June 17, 2015 · Posted in Current Treatments · Comment 

deep TMS

Repeated transcranial magnetic stimulation is a non-invasive procedure that has been approved for the treatment of severe depression since 2008. In rTMS treatment, a figure-8–shaped electromagnetic coil is placed against the forehead and magnetic pulses that can penetrate the scalp are converted into small electrical currents that stimulate neurons in the brain up to 1.5 cm deep. More recently, in 2013, the Federal Drug Administration approved a device with an H-shaped coil that delivers deep transcranial magnetic stimulation (dTMS). It can stimulate a wider area, and up to 8 cm deep.

Y. Levkovitz and colleagues have published the first double-blind randomized controlled multicenter trial of dTMS, reporting in the journal World Psychiatry that the intervention was effective and safe in patients who had not responded to antidepressant medication.

The study included 212 patients aged 22–68 years. All participants had failed to respond to one to four antidepressants or had not been able to tolerate the side effects of at least two antidepressants during their current episode of depression.

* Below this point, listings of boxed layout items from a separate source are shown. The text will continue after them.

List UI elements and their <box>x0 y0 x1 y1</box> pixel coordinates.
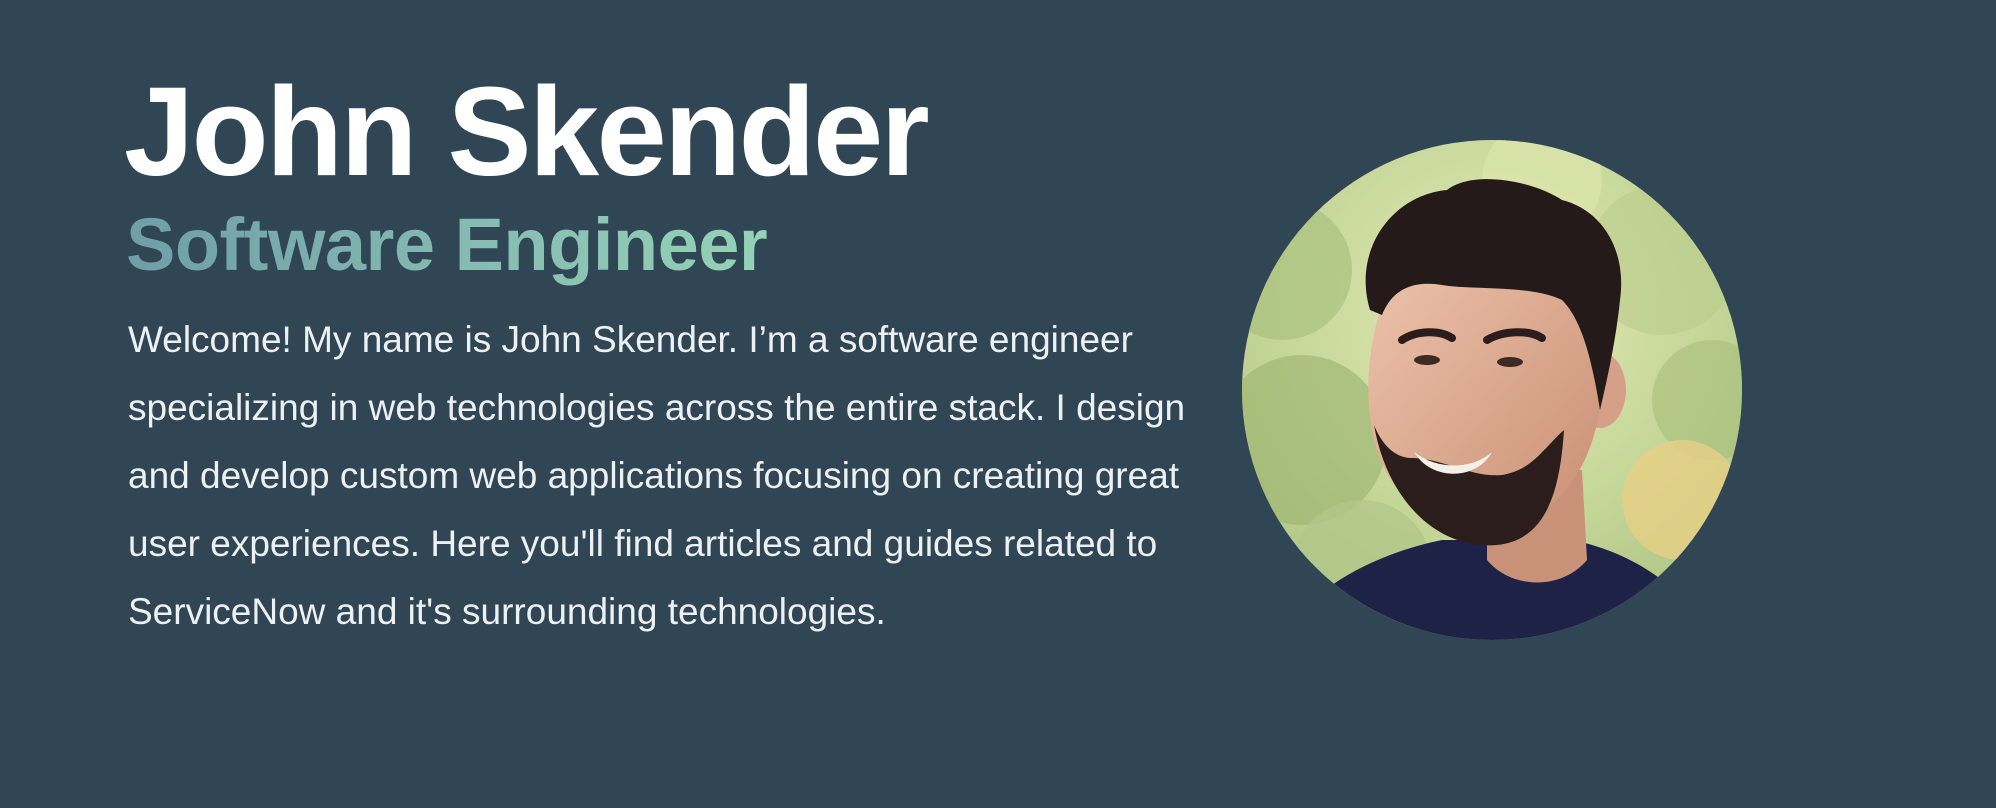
intro-paragraph: Welcome! My name is John Skender. I’m a … <box>128 319 1186 632</box>
job-title: Software Engineer <box>126 200 768 290</box>
avatar <box>1242 140 1742 640</box>
profile-photo-icon <box>1242 140 1742 640</box>
page-title: John Skender <box>124 61 930 202</box>
hero-section: John Skender Software Engineer Welcome! … <box>0 0 1996 808</box>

The patients were randomized to receive either a sham treatment or 18 Hz dTMS over the prefrontal cortex acutely for four weeks and biweekly for 12 weeks for a total of 20 sessions.

The patients who received dTMS showed significantly greater improvement in symptoms than those who received the sham treatment, with a moderately large effect size of 0.76. Response and remission rates were also better in those who received dTMS. Response rates were 38.4% for the dTMS group versus 21.4% in the sham group. Remission rates were 32.6% for the dTMS group and 14.6% for the sham group. These difference in response remained stable during the three months of the study.

Side effects were minor except for a seizure that occurred when the protocol for the treatment was breached.